Under the bankruptcy reorganization plan, which In September was approved by the U.S. Bankruptcy Judge Laurie Selber Silverstein for $2.46 billion, and described by the BSA as a “carefully calibrated compromise,” the BSA itself “would contribute less than 10% of the proposed settlement fund… The bulk of the compensation fund would come from the BSA’s two largest insurers, Century Indemnity and The Hartford, which reached settlements calling for them to contribute $800 million and $787 million, respectively. Other insurers agreed to contribute about $69 million.”

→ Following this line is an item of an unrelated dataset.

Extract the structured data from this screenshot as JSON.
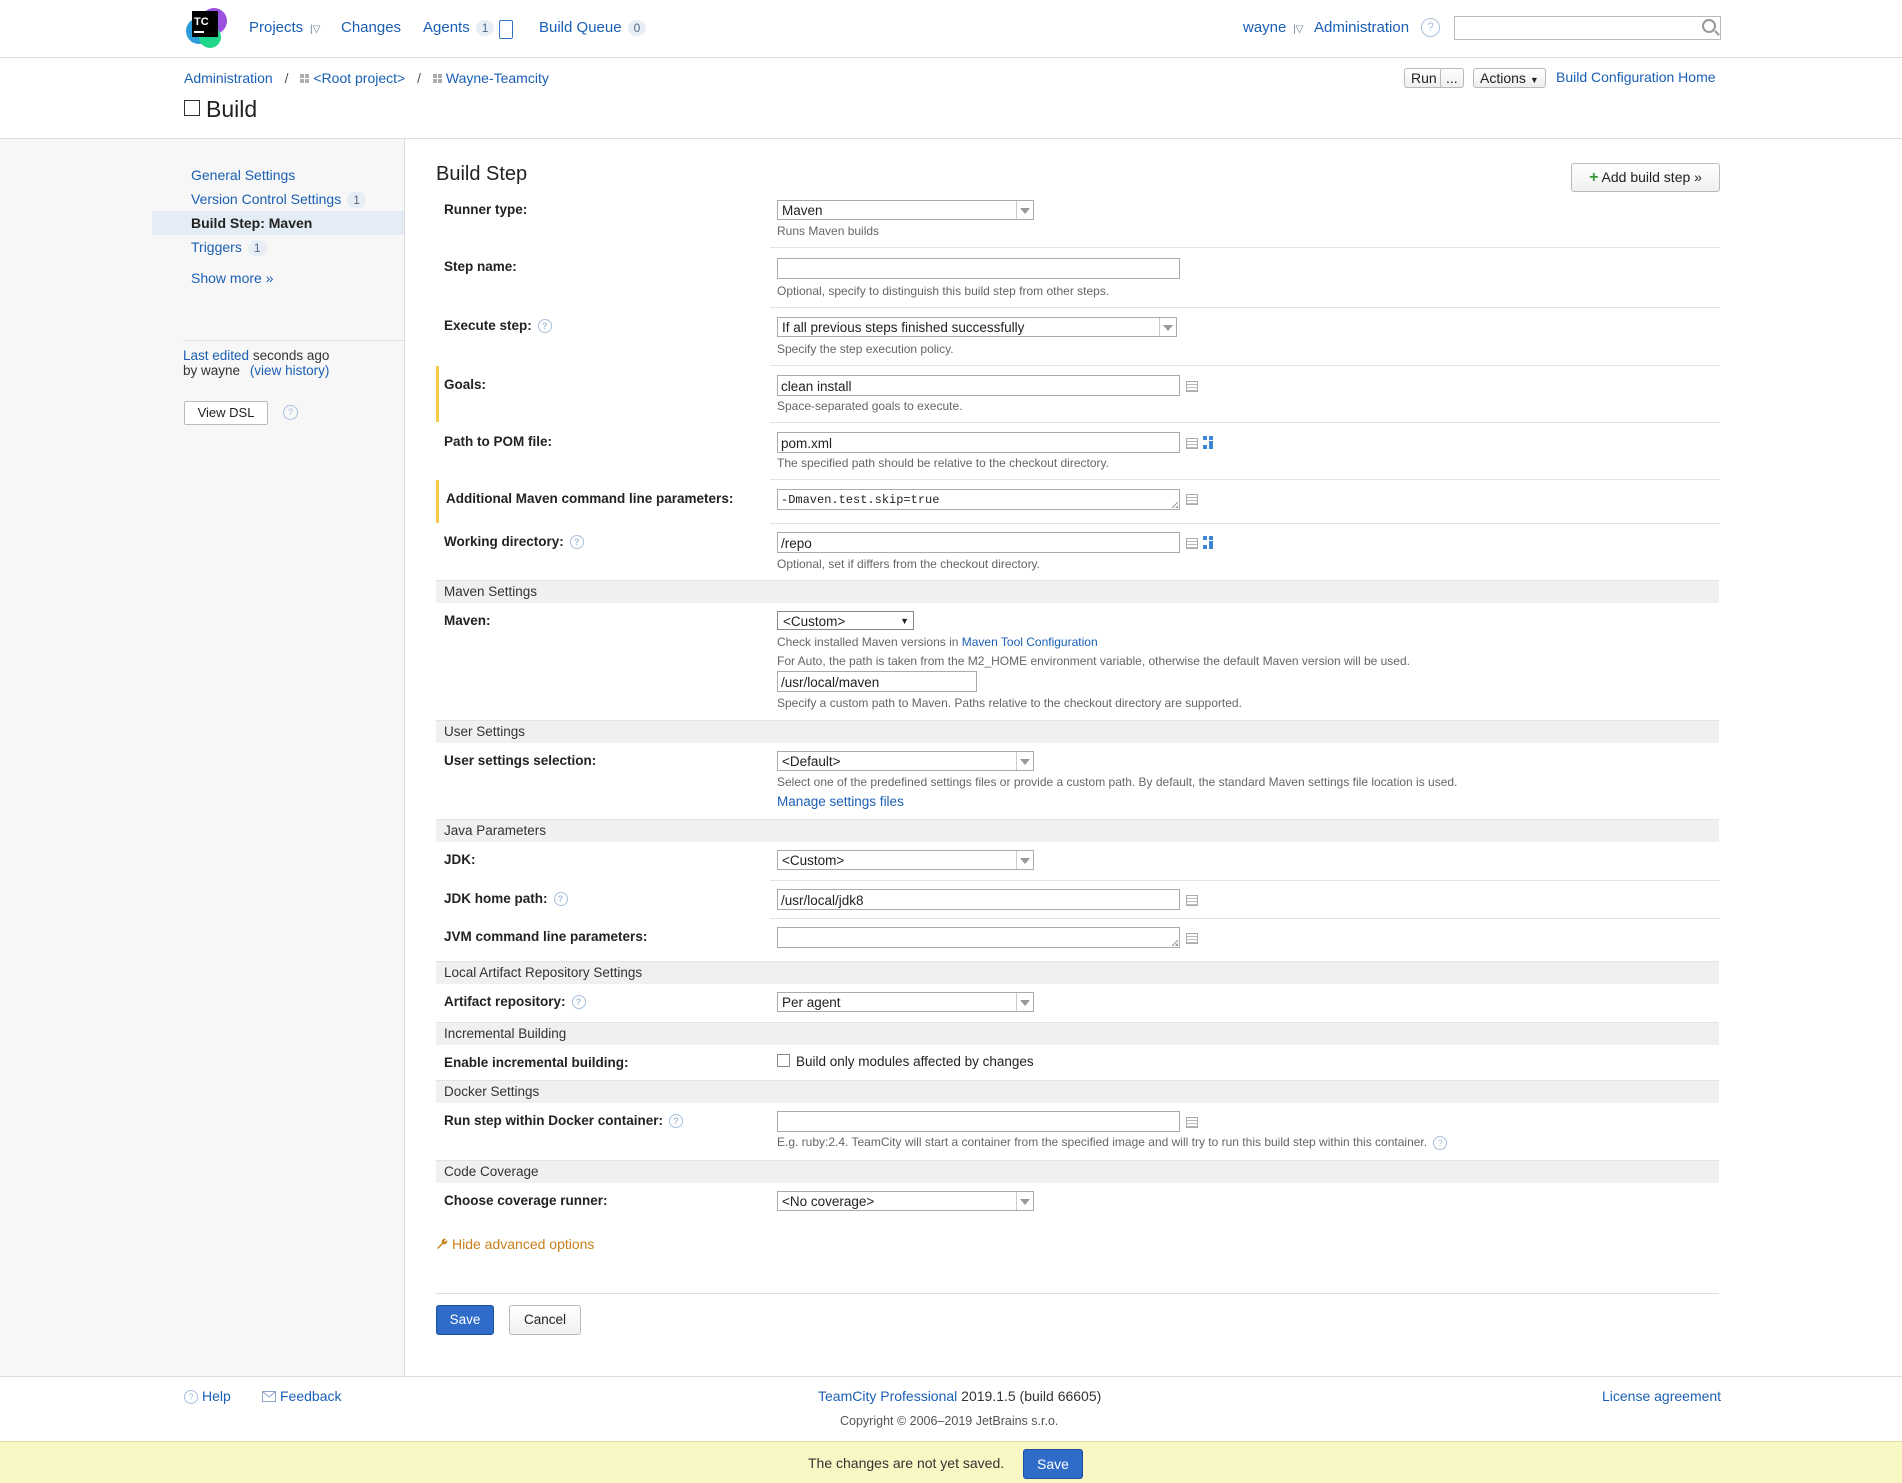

On the other hand, “Insurers opposing the plan argue that the BSA is contractually obligated to assist them in investigating, defending and settling claims, as it did before the bankruptcy. They say that the BSA, desperate to escape bankruptcy, colluded with claimants’ lawyers to inflate both the volume and value of claims in order to pressure insurers for large settlements, then transferred its insurance rights to the settlement trust. The insurers argue that if the BSA transfers its rights under insurance policies to the settlement trustee, it must also transfer its obligations under those policies.”

In other words, the insurance companies are accusing BSA for working under the table with claimants to inflate the value of claims and to shift the financial responsibility of compensating sexual abuse victims to insurers without working with insurers to verify the claims.

Lessons Learned

The bankruptcy of the Boy Scouts of America (BSA) serves as a case study in the importance of adequate insurance coverage.

Lesson 1: The importance of liability insurance. The organization was facing a large number of lawsuits related to the sexual abuse of minors. In the absence of adequate liability insurance, the BSA would have been forced to pay out millions of dollars in damages, potentially putting the organization’s very existence in jeopardy. However, the BSA had liability insurance in place, which allowed it to weather the legal storm and continue its operations.

Lesson 2: The need for insurance coverage to match the nature of the organization. BSA is a youth organization that works with minors, making it particularly vulnerable to sexual abuse lawsuits. Therefore, it was essential that the organization have liability insurance coverage that was adequate for this type of exposure. Organizations that work with minors should take this lesson to heart and ensure that their insurance coverage is sufficient to protect them in the event of similar lawsuits.

Lesson 3: The need for ongoing review of insurance coverage. BSA should have ongoing review of insurance coverage to ensure that insurance coverage remains adequate, as the insurance needs of an organization can change over time. For example, had BSA reviewed its insurance coverage in recent years and discovered that it was insufficient, it could have taken steps to increase its coverage and avoid the financial strain of the lawsuits it faced.

Lesson 4: The best strategy for all insurers is to manage risks and reduce them before they turn into large scale social scandals for policyholders, which will invite opportunists to seek financial gain from the “no risk, pure gain” legal class actions.